Making sure growth and trade continue in China’s neighbors should be a key topic of discussion at this year’s two sessions, according to a top British academic.
“I hope we will hear more debate on how China’s domestic growth fits with the Belt and Road Initiative,” said Rana Mitter, director of the University of Oxford China Centre.
“Although China’s growth is slowing to what some call a new normal, many of its neighbors are dependent on China’s growth to boost their own economies, so a stress on continued overseas investment should be an important part of the two sessions.”
Mitter, also a professor of Chinese history and politics, said China’s leadership of the Belt and Road Initiative is not just a matter of financial investment, but also social coordination to make the vision possible.
“For example, as the China-Pakistan Economic Corridor builds under the initiative, we would expect more Chinese workers in Pakistan and Southeast Asia, so a key question is how this sort of change can be coordinated with neighboring countries,” he said.
The nation’s relationship with the United States and Europe will also be a key topic at the annual sessions of the National People’s Congress and the National Committee of the Chinese People’s Political Consultative Conference, Mitter said.
“China’s situation is quite stable, but the US and Europe are going through major disruptive changes.

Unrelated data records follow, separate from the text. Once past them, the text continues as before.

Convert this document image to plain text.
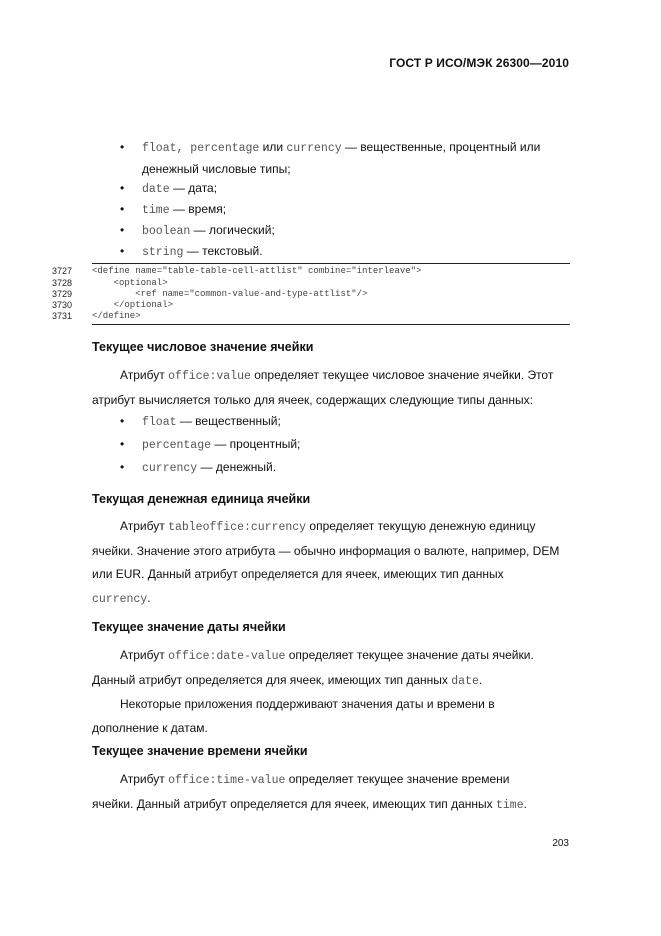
ГОСТ Р ИСО/МЭК 26300—2010
• float, percentage или currency — вещественные, процентный или
денежный числовые типы;
• date — дата;
• time — время;
• boolean — логический;
• string — текстовый.
3727
3728
3729
3730
3731
<define name="table-table-cell-attlist" combine="interleave">
<optional>
<ref name="common-value-and-type-attlist"/>
</optional>
</define>
Текущее числовое значение ячейки
Атрибут office:value определяет текущее числовое значение ячейки. Этот
атрибут вычисляется только для ячеек, содержащих следующие типы данных:
• float — вещественный;
• percentage — процентный;
• currency — денежный.
Текущая денежная единица ячейки
Атрибут tableoffice:currency определяет текущую денежную единицу
ячейки. Значение этого атрибута — обычно информация о валюте, например, DEM
или EUR. Данный атрибут определяется для ячеек, имеющих тип данных
currency.
Текущее значение даты ячейки
Атрибут office:date-value определяет текущее значение даты ячейки.
Данный атрибут определяется для ячеек, имеющих тип данных date.
Некоторые приложения поддерживают значения даты и времени в
дополнение к датам.
Текущее значение времени ячейки
Атрибут office:time-value определяет текущее значение времени
ячейки. Данный атрибут определяется для ячеек, имеющих тип данных time.
203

The precise shape of the Trump administration has not yet been determined, and in Europe, the effects of Brexit are only beginning to be felt.”

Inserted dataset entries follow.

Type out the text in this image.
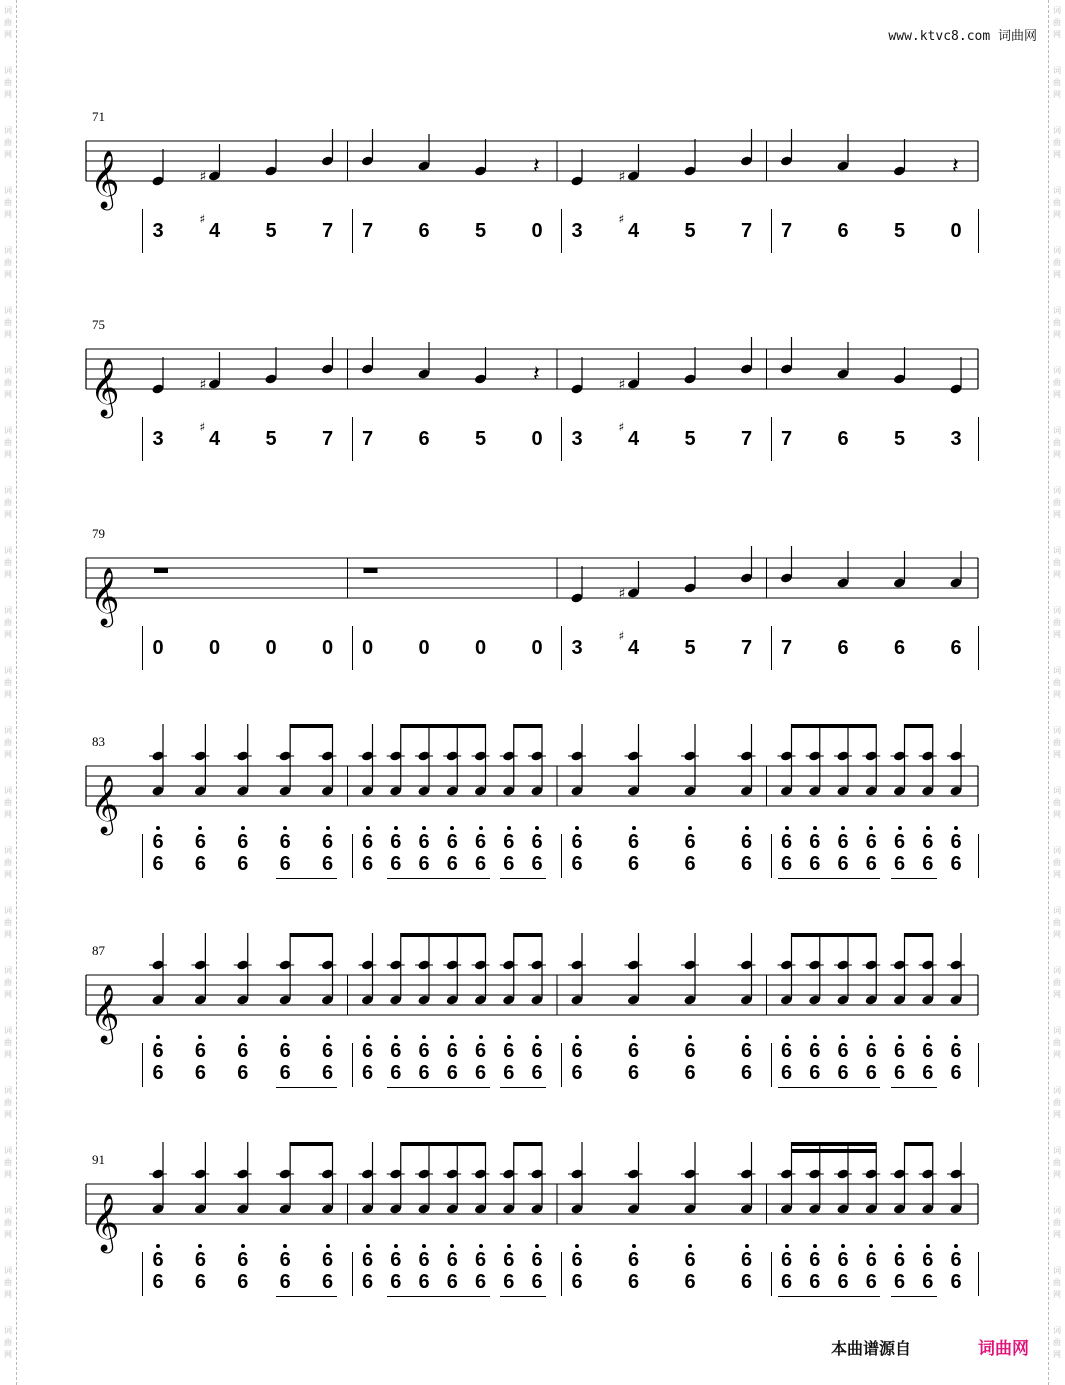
词
曲
网
词
曲
网
词
曲
网
词
曲
网
词
曲
网
词
曲
网
词
曲
网
词
曲
网
词
曲
网
词
曲
网
词
曲
网
词
曲
网
词
曲
网
词
曲
网
词
曲
网
词
曲
网
词
曲
网
词
曲
网
词
曲
网
词
曲
网
词
曲
网
词
曲
网
词
曲
网
词
曲
网
词
曲
网
词
曲
网
词
曲
网
词
曲
网
词
曲
网
词
曲
网
词
曲
网
词
曲
网
词
曲
网
词
曲
网
词
曲
网
词
曲
网
词
曲
网
词
曲
网
词
曲
网
词
曲
网
词
曲
网
词
曲
网
词
曲
网
词
曲
网
词
曲
网
词
曲
网
www.ktvc8.com 词曲网
𝄞	♯	𝄽	♯	𝄽
71
3 4
♯
5 7 7 6 5 0 3 4
♯
5 7 7 6 5 0
𝄞	♯	𝄽	♯
75
3 4
♯
5 7 7 6 5 0 3 4
♯
5 7 7 6 5 3
𝄞	♯
79
0 0 0 0 0 0 0 0 3 4
♯
5 7 7 6 6 6
𝄞
83
6
6
6
6
6
6
6
6
6
6
6
6
6
6
6
6
6
6
6
6
6
6
6
6
6
6
6
6
6
6
6
6
6
6
6
6
6
6
6
6
6
6
6
6
6
6
𝄞
87
6
6
6
6
6
6
6
6
6
6
6
6
6
6
6
6
6
6
6
6
6
6
6
6
6
6
6
6
6
6
6
6
6
6
6
6
6
6
6
6
6
6
6
6
6
6
𝄞
91
6
6
6
6
6
6
6
6
6
6
6
6
6
6
6
6
6
6
6
6
6
6
6
6
6
6
6
6
6
6
6
6
6
6
6
6
6
6
6
6
6
6
6
6
6
6
本曲谱源自	词曲网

Uncertainties in advanced economies means “many people will look to China for stability”, he said, adding that, encouragingly, the country has taken a leadership role in globally important issues such as climate change.

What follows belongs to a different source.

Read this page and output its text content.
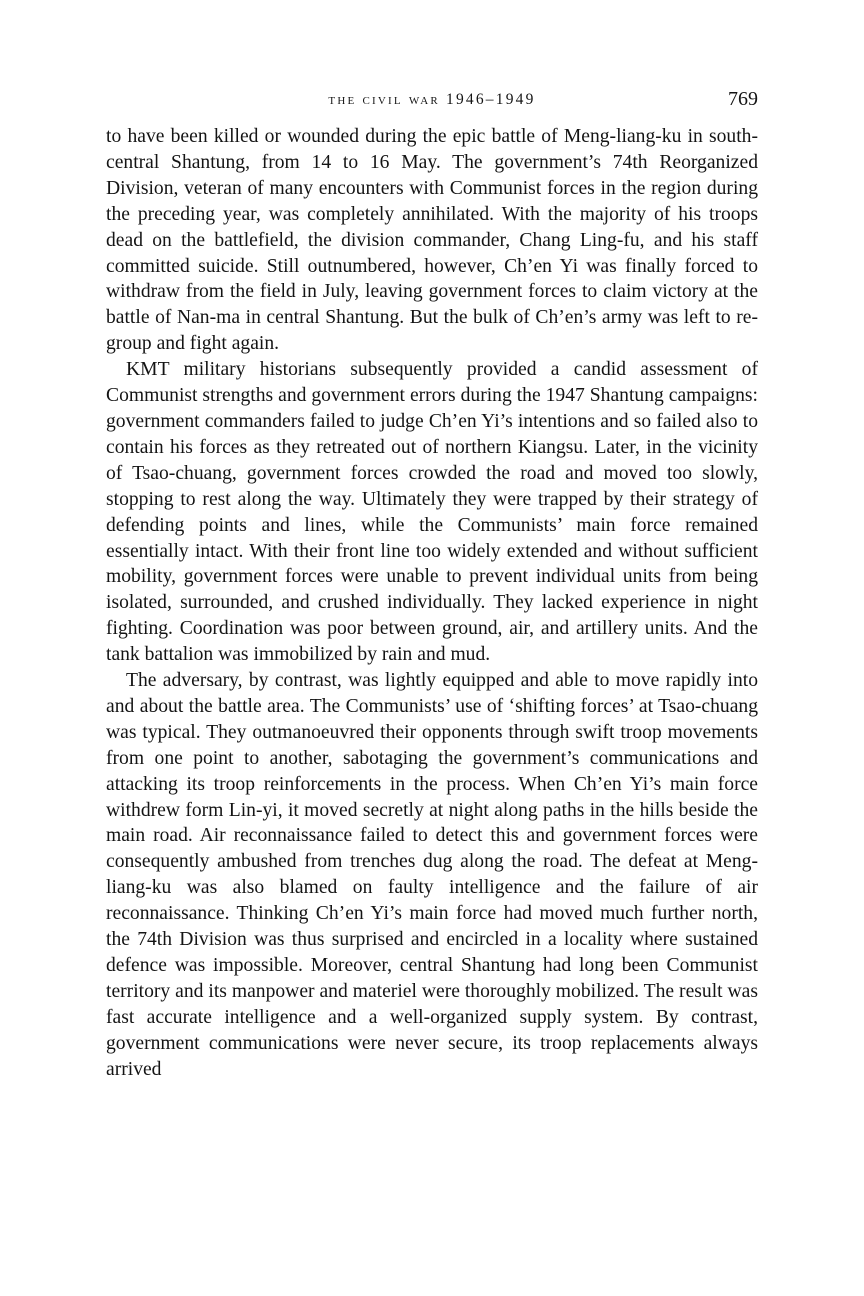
the civil war 1946–1949	769

to have been killed or wounded during the epic battle of Meng-liang-ku in south-central Shantung, from 14 to 16 May. The government’s 74th Reorganized Division, veteran of many encounters with Communist forces in the region during the preceding year, was completely annihilated. With the majority of his troops dead on the battlefield, the division commander, Chang Ling-fu, and his staff committed suicide. Still outnumbered, however, Ch’en Yi was finally forced to withdraw from the field in July, leaving government forces to claim victory at the battle of Nan-ma in central Shantung. But the bulk of Ch’en’s army was left to re-group and fight again.

KMT military historians subsequently provided a candid assessment of Communist strengths and government errors during the 1947 Shantung campaigns: government commanders failed to judge Ch’en Yi’s intentions and so failed also to contain his forces as they retreated out of northern Kiangsu. Later, in the vicinity of Tsao-chuang, government forces crowded the road and moved too slowly, stopping to rest along the way. Ultimately they were trapped by their strategy of defending points and lines, while the Communists’ main force remained essentially intact. With their front line too widely extended and without sufficient mobility, government forces were unable to prevent individual units from being isolated, surrounded, and crushed individually. They lacked experience in night fighting. Coordination was poor between ground, air, and artillery units. And the tank battalion was immobilized by rain and mud.

The adversary, by contrast, was lightly equipped and able to move rapidly into and about the battle area. The Communists’ use of ‘shifting forces’ at Tsao-chuang was typical. They outmanoeuvred their opponents through swift troop movements from one point to another, sabotaging the government’s communications and attacking its troop reinforcements in the process. When Ch’en Yi’s main force withdrew form Lin-yi, it moved secretly at night along paths in the hills beside the main road. Air reconnaissance failed to detect this and government forces were consequently ambushed from trenches dug along the road. The defeat at Meng-liang-ku was also blamed on faulty intelligence and the failure of air reconnaissance. Thinking Ch’en Yi’s main force had moved much further north, the 74th Division was thus surprised and encircled in a locality where sustained defence was impossible. Moreover, central Shantung had long been Communist territory and its manpower and materiel were thoroughly mobilized. The result was fast accurate intelligence and a well-organized supply system. By contrast, government communications were never secure, its troop replacements always arrived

“President Xi Jinping has made a strong stand on the issue of climate change. Now that there are fears that the US will chip away the terms of the Paris Agreement, it is increasingly important for China to have a clear commitment to the goals all sides signed up to in 2015.”
Matter said that China is also demonstrating its commitment to World Trade Organization rules, with the support of Europe.
“The US may try to weaken the structures of the WTO, but it is important for Europe and China to make clear that international trade rules benefit everybody and protectionism is not the way forward.”